The model can vary in commercial plans, and the results are more hidden from the public, but the NexusACO plan reserves the most attractive pricing for patients willing to visit doctors and other members of the St. Francis Healthcare Partners Network ACO.

Ellen Andrews, executive director of nonprofit Connecticut Health Policy Project, which advocates for affordable, quality health care for all state residents, has studied ACOs of various kinds over the past six years or so.

She said she is mostly unimpressed by the model and how it has performed in the state.

“At best, the results are mixed,” Andrews said. “Quality is getting better, but it’s also getting better across the entire healthcare environment, so it’s really hard to know if it’s because of the ACOs.”

She reserves additional skepticism for commercial ACOs, whose outcomes and incentives are more secretive.

“I actually thought this was a good idea in the beginning, with the proper monitoring in place,” she said of ACOs. “If everybody was rowing the same way that would be great for patients.”

Now, she said ACOs are a key driver of healthcare consolidation, which leads to higher prices.

“It sort of feels like this is not the way,” she said. “We keep trying to shift risk around. When it was insurers that was one thing, but now they are trying to get the providers to do it as well.”

However, many ACOs in Connecticut, including UnitedHealthcare’s new product, don’t take downside risk, which means hospitals and physician groups don’t have to shell out money if they miss benchmarks (instead they just miss out on shared savings or bonus payments). That may sound good, but at the same time, health experts have argued downside risk could help reduce health insurance costs.

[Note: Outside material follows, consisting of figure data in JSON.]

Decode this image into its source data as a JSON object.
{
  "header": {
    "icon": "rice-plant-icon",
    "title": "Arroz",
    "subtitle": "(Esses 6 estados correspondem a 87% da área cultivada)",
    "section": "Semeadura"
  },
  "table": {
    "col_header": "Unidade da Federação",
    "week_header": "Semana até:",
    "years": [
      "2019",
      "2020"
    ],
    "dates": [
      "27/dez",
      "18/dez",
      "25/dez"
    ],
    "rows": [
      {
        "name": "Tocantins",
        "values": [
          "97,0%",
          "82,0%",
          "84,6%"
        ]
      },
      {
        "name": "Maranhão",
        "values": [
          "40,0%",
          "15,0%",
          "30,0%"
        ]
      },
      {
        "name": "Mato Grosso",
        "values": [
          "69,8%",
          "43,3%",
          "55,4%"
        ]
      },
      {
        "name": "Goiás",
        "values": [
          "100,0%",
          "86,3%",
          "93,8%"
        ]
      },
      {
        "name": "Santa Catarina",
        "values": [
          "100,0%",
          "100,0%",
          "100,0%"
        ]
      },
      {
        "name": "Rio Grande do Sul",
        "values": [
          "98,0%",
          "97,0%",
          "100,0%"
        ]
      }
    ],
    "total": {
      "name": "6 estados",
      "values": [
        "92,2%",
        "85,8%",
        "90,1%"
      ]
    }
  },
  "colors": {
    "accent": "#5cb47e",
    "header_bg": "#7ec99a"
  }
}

Farrell said the industry shouldn’t give up on commercial ACOs, which have a generally younger, healthier patient pool than Medicare or Medicaid, and can vary significantly from one plan to the next.

“The performance of commercial ACOs is good with room to get better,” he said. “Its performance has not been optimized, it has not reached its peak.”

UnitedHealthcare has published some internal study results showing that self-funded versions of its ACO plans have led to fewer hospital admissions, readmissions and emergency-room visits, as well as shorter inpatient stays and better cancer-screening metrics.

That data is a few years old. UnitedHealthcare says it’s in the process of updating it.

“We can expect the fully insured NexusACO to be at least as good as the results published for the self-funded version,” Farrell said.

It remains to be seen how the plan will perform in the Connecticut market, where UnitedHealthcare is already a top-ranked player in the small and large group markets, as well as Medicare advantage.

UnitedHealthcare said in early 2018 that it expected to have 250,000 enrollees in its NexusACO nationwide by the end of 2019. Asked whether it met that goal, the carrier did not provide an updated figure.